Winners of the 2014 Mountainfilm Commitment Grant
In June, we wrote about the fifth anniversary of the Mountainfilm Commitment Grant, and now were proud to announce the winners for 2014. These individuals will recieve a $5,000 grant and a MacBook Pro computer.
The number of applicants increase annually, so the competition gets fiercer. We thank all of those who submitted letters.
Alexandria Bombach and Mo Scarpelli
Frame by Frame (film)
Frame by Frame is a feature-length documentary that follows four Afghan photojournalists as they navigate a young and dangerous media landscape. Through intimate verité moments and never-before-seen archival footage, the film reveals the struggle of overcoming the odds to capture the truth.
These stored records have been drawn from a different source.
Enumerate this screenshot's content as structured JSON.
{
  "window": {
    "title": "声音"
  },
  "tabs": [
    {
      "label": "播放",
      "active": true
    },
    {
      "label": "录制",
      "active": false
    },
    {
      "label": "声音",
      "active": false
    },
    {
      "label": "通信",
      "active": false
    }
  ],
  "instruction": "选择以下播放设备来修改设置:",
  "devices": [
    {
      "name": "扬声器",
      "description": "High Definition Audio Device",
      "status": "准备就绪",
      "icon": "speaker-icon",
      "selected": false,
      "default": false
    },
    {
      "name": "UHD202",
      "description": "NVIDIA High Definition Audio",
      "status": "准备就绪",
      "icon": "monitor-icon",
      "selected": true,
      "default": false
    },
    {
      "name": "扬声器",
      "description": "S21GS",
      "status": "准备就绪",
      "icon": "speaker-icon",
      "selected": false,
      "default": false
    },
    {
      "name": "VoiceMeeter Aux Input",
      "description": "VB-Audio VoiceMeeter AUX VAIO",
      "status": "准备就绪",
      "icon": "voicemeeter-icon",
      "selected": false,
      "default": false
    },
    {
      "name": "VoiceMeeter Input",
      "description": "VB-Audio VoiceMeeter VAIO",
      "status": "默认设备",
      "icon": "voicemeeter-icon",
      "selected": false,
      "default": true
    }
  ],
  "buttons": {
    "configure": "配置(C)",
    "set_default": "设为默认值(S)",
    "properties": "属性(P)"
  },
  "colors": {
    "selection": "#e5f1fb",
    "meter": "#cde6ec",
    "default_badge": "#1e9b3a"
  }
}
Director Alexandria Bombach most recently shared her film Common Ground with audiences at Mountainfilm 2014.
David Byars
Me the People (film)
Following his sneak peek addition into the 2014 festival called Recapture, David Byars has proposed a project to tell the full story of a new wave of protests against the BLM. Me the People is a character-driven film that will focus on the voices for and against public lands and will touch upon themes of wilderness, stewardship, civil disobedience, the mindset of armed resistance and equitable justice.
Cat Cannon
Irene Bennalley, Navajo Lady Sheepherder (working title) (film)
Through the story of Irene Bennalley a Navajo woman who inherited her family grazing permit near Shiprock, New Mexico director Cat Cannon will explore the larger dilemma of balancing cultural preservation and ecological health. This is Cannons first documentary.
Kahlil Hudson and Alex Jablonski
Young Men & Fire (film)
The team behind the 2012 festival selection Low & Clear is working on a new film that unfolds over the course of one fire season in the America West. The film follows three young men all part of a single wildland firefighting crew as they wrestle with loyalty, fear, courage, love and defeat in the face of nature's most elemental force.
Scott Upshur
Project Boom (film)
Project Boom, which was featured in short form in the crowd-sourced documentary Dear Governor Hickenlooper that played at Mountainfilm 2014, is about the U.S. government's experiments fracking with nuclear warheads in Colorado and New Mexico. Filmmaker Scott Upshur, a regular contributor to Mountainfilm, examines correlations between government figures, business interests and health and safety decisions in the late 1960s and mirrors them to todays fracking situation.